Избранное - Эрнст Сафонов
Шрифт:
Интервал:
Закладка:
Неслышно подходили сельские жители, такими же безмолвными кучками рассаживались поодаль; на дым костра ползли молчаливые, забывшие, что они когда-то стояли на двух ногах и кричали, дети…
Цветков выпряг из оглобель мышистого меринка, отвел его за тачанку, чтоб другая лошадь не видела; ткнул меринка носком сапога в какое-то место на животе — и тот, подломившись передними ногами, упал. Цветков взял винтовку, одним выстрелом прикончил коня — да так, что тот лишь секундно дернулся, не издав храпа; и ножом он взрезал ему горло, выпуская кровь. Сельские мужики стали несмело пособлять ему, когда он принялся прямо на земле сдирать с конской туши шкуру. Доктор Боголюбов, изъясняясь вперемежку по-татарски и марийски, послал баб за водой — чтоб каждая принесла столько, какая только у нее чистая посудина найдется… И старикам дело указал — подтопку для костра собирать.
Тимергали, видя оживление на людских лицах, припомнил свое — как сам он кормил дошедший до крайности народ барсучьим мясом, и ночной позор пуще ожег душу его неутешным стыдом; он даже подумал, что вот сейчас возьмет лежавший на земле окровавленный нож Цветкова, положит пальцы правой руки на пенек и отсечет их острым лезвием…
Но помощник продкомиссара подошел к нему, сидевшему поодаль ото всех, тоже присел, достал из плоской кожаной сумки бумагу и карандаш, написал записку и отдал ему. Вдвоем с девушкой-сиротой Бибинур пойдите в Байтиряк, сказал он Тимергали, до Байтиряка отсюда верст тридцать — тридцать пять; там вручите записку байтирякскому предисполкома, который был у него, Цветкова, когда-то начальником артиллерии в бригаде, и найдет он вам занятие… Так медленно, сдерживая хрипы в горле, говорил Цветков, и Тимергали вдруг испугался, что навсегда потеряет этого плешивого, с вислыми усами и добрым сердцем человека, кроме которого никого он больше на земле не знает, — схватил его за руку:
— Не гони меня, бабай[43]. Я рабом твоим буду, валлахи[44], не гони!

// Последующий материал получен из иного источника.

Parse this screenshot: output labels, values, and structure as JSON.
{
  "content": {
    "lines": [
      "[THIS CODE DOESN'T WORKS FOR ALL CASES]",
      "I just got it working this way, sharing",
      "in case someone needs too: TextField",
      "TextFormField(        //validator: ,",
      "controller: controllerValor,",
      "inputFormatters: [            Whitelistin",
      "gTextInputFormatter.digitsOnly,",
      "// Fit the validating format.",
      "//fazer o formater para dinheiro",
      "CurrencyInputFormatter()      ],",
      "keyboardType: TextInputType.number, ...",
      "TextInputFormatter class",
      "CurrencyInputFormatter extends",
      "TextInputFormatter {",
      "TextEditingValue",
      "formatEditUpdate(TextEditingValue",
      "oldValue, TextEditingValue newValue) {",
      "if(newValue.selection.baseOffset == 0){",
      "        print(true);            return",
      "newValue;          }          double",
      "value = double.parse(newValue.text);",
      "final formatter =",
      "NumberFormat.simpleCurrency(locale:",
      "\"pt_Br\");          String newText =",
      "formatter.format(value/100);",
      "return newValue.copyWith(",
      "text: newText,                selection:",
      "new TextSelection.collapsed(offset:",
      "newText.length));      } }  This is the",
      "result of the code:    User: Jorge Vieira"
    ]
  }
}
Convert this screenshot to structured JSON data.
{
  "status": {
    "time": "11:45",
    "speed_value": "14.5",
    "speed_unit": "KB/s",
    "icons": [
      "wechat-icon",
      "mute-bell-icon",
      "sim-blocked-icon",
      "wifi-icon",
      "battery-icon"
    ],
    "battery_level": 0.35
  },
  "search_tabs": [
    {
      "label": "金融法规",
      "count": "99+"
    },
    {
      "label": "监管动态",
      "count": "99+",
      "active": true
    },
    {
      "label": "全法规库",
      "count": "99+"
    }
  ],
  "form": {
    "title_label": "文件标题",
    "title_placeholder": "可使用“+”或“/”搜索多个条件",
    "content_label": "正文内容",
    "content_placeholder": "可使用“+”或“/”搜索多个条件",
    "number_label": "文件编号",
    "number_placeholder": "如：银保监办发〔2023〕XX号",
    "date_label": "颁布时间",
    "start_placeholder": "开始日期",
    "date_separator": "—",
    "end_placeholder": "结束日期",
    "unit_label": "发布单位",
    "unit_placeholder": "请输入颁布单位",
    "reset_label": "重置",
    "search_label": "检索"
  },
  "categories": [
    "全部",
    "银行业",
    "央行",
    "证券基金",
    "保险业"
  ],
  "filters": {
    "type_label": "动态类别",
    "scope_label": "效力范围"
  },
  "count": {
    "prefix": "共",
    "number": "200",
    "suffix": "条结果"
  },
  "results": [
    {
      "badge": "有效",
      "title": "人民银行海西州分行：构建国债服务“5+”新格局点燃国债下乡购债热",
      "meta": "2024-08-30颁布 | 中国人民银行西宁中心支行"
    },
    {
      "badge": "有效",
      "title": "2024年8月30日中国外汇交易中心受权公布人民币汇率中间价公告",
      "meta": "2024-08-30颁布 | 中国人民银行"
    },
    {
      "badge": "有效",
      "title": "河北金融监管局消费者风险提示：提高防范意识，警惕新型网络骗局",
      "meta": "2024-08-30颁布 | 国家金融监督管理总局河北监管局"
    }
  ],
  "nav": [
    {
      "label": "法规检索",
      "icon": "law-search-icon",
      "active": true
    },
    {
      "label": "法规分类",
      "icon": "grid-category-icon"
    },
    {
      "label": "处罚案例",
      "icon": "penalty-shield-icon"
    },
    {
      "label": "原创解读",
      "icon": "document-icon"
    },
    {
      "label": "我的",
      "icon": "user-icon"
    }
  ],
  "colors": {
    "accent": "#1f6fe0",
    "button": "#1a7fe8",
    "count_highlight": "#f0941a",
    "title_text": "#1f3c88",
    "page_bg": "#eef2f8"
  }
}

— Дурак ты, энэкэш[45], — выдернул руку Цветков. — Рабство — пережиток темноты, а я хочу, чтоб ты счастье коммунистической эры строил… Ступай! — И, видя страдание в глазах Тимергали, подмигнул ему: — Встретимся! Я разыщу тебя. — Хмыкнул, головой покрутил: — И какой я тебе бабай, дурачок? Я еще, погоди, женюсь, у меня жены нет. А ты ловок — в бабаи меня!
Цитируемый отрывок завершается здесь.